Paul: That’s the thing. Some people consider Excel spreadsheets and CSV files to be unstructured data, simply because they’re often stored on unstructured systems like SharePoint. But they’re actually quite structured. So, yes, it’s a grey area. But on the opposite side of the coin, structured data is very clear cut – it’s your system servers, databases, CRMs, and SAPs. I guess the questions we really need to answer are: Why does it matter? And what are the impacts?
The traditional problem with unstructured and semi-structured data is working out how to find the information you need from what you’ve already got stored.
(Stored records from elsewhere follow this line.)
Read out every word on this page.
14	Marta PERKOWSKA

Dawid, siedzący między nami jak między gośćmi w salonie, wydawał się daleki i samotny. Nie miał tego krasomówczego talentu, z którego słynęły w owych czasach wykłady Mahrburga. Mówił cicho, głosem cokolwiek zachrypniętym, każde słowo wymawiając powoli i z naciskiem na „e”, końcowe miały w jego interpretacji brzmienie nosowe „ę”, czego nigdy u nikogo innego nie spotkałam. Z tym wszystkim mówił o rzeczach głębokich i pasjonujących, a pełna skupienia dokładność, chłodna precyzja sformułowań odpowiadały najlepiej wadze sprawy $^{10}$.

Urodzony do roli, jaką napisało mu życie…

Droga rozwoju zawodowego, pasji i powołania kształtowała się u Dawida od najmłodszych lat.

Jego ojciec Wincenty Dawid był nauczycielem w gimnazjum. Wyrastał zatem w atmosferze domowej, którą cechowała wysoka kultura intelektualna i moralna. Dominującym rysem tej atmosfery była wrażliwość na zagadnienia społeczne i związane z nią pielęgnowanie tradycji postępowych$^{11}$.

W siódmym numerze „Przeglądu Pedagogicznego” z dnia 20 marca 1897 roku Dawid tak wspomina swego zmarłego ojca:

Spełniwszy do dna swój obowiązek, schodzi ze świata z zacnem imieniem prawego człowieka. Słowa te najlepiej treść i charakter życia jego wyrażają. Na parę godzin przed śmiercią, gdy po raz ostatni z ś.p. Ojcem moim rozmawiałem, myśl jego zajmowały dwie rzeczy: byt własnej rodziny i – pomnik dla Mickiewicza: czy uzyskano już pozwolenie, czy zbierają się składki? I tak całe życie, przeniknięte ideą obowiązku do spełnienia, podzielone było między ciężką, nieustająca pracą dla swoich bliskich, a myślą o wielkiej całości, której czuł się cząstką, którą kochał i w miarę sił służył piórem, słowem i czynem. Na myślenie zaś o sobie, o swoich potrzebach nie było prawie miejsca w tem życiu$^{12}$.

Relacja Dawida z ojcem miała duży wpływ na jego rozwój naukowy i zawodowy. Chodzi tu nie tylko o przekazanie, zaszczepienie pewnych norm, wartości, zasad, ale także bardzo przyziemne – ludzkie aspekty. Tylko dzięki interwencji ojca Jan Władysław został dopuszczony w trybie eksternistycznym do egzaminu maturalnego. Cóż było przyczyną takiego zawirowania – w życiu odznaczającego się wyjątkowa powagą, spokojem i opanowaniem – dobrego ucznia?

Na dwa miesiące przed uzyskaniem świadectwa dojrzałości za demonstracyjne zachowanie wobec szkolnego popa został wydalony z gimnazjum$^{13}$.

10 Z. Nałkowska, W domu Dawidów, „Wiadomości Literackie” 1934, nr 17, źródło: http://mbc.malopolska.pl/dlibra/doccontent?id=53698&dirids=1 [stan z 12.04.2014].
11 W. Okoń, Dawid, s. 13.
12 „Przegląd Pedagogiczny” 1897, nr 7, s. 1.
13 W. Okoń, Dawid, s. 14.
Matt: I think the traditional problem with unstructured and semi-structured data is working out how to find the information you need from what you’ve already got stored. What tools do businesses have in place to do that effectively? And what are the solutions to help them derive information, discover it, and classify it properly?
Paul: Right. That’s the first challenge, the discovery problem. You need a platform that can consistently dip into all those diverse repositories and separate systems to create one unified index. It needs to constantly do this and be accessible to all users, so they don’t need to be familiar with back-end repositories and systems. Once you’ve got that in place, you’ve got a one-stop-shop. You can then find and discover what you need.
You need a platform that can consistently dip into all those diverse repositories and separate systems to create one unified index.
The next challenge is how to enrich that information to add value. Importantly, you need to add context to it. Often that context manifests itself as a series of labels. For example, take an invoice. You might classify it as a finance document pertaining to a specific customer, and then add its status as ‘paid’. By adding this context, you’ve enriched that piece of unstructured data, making it more structured. At that point, you’re arming yourself with the ability to organise it better and treat it more like structured data. You can now easily partner that data with its counterparts in the true structured world, such as your SAPs and CRMs. You’re now on your first step towards discovery – and we call it enrichment. This insight capability really brings the unstructured and structured data worlds together.
Matt: I guess the traditional approach to insight capability, without an Insight Engine, is to use content management platforms. And try to get all your users to classify all your data in the same way with a uniform schema for classifying information. That, I think, can be a real challenge.
Paul: That’s right. It’s a huge challenge because it requires all your users to interact with your platforms and classify information according to dropdown lists, adding text to different metadata fields, such as status ‘paid’ for an invoice. You’ll deploy these platforms, and for the first six months your users will do what’s been asked, but then the wheels will quickly start to fall off. And that massive investment you’ve made just turns into another big bucket full of disorganised data and information, which isn’t neatly classified, isn’t correctly tagged, and has no meaningful metadata. To tackle this problem, you need to remove all these requirements from your users and let technology automate that process. That’s sustainable.
You need to remove all classification and tagging requirements from your users and let technology automate that process.
Matt: Yes, when you try to adopt content management solutions, the main objection from users is that they just want to do their job. They don’t want to be stopped in their tracks to classify something they’re not actively saving. Particularly in professional services where users are producing high volumes of content. Automation really delivers extra value here, linking new content to structured data you’ve already got. Now, the information being classified is automatically connected to the entities you deal with, such as your assets, customers, invoices, and so on.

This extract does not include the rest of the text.